I don’t want anyone to think I’m complaining about this stuff – I’m a fan of both libraries. But both of these examples illustrate a class of problem that is particularly frustrating: the one you might not find until you are heavily invested in a solution. These gotchas won’t affect most people, and thus aren’t likely to show up when you are researching possible solutions. They aren’t bugs, either, but they might be something you have to deal with. So the sooner you can find out about them, the better.
Fortunately, the internet has plenty of software built for solving problems like this. Dev Diligence is a new wiki I’ve started to collect details like these. My goal is to have a reference page for any library or service developers might consider using in their solution.
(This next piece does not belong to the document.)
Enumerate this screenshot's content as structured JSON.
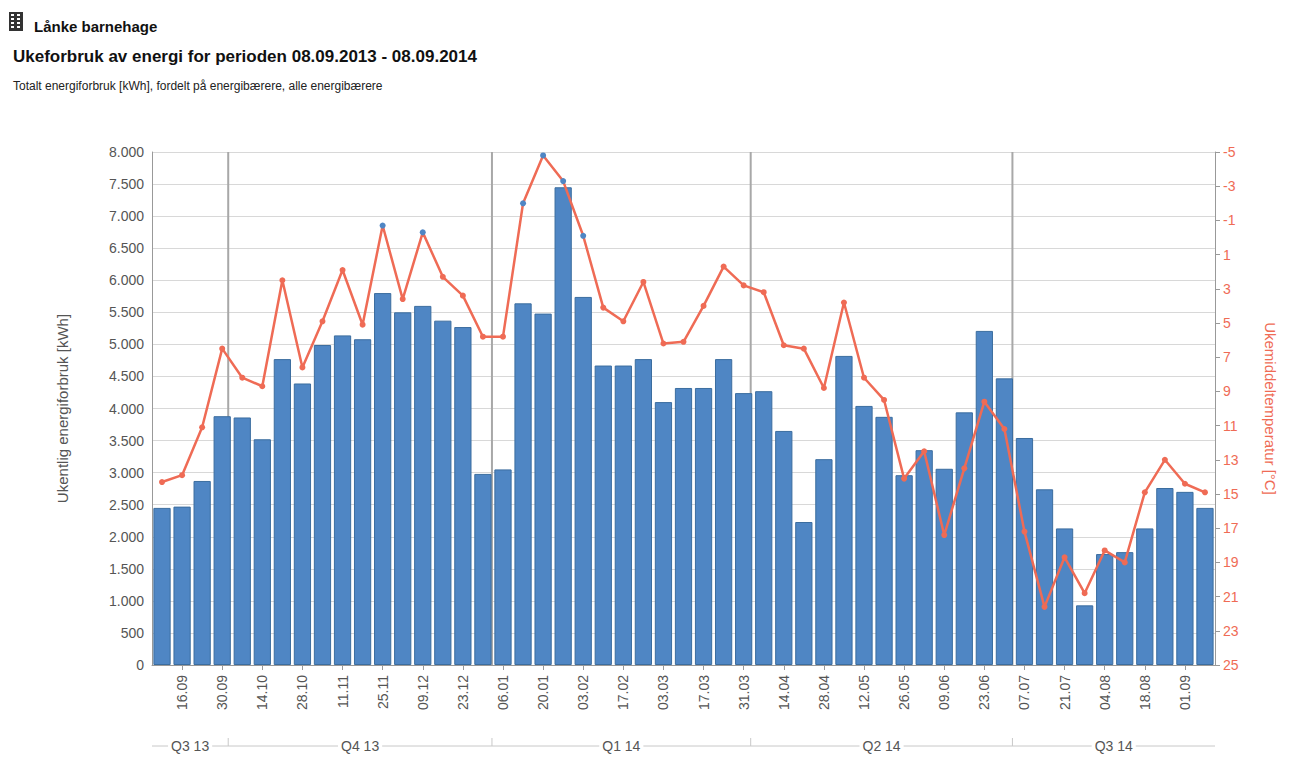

For sufficiently large libraries, pages for classes or functions might be necessary, but let’s not get ahead of ourselves. Ultimately, I’d like to have 5 headings for everything in the wiki:
- Overview: Brief description of the software and a link to the homepage
- Short case studies or war stories: These would include a brief description of how you are using the software, the version you used, and ideally some metrics. If you used it for a while and then switched to something else, an explanation of that decision is very valuable information. For libredblack, the relevant metrics would be things like average number of elements in your trees or insertions/deletions per second.
- “Gotchas” (like the ones I’ve mentioned above): Subtle problems (hello, heap fragmentation) and things that aren’t necessarily bugs, but issues that may affect your design or help you choose one solution over another.
- Alternatives: The name pretty much says it all. With links, please.
- Other Resources: Links to blog posts, email threads, or reference pages would be great.
- libev, libevent, boost.asio, and Twisted
- sqlite and berkeleydb
- memcached, spread, the reliable queue solutions (Starling, TheSchwartz, etc), and anything that uses “pubsub” in its description
- libcurl and wininet (stuff like Nick Bradbury’s description of a CPU spike in WinInet that can be triggered by chunked-encoding is gold)
All of these and more are linked to from the WishList page.
Can you guys help me out? I’ve got enough people subscribed to this feed that I’m certain at least one of you has used everything on my list. If you take 10 minutes to write down your experiences, you can make the software world a better place. To justify doing it on your company’s time, keep this in mind: if you document the fact that you are successfully using a solution, you increase the chance that other people will use it as well. The more users a solution has, the the better it will become.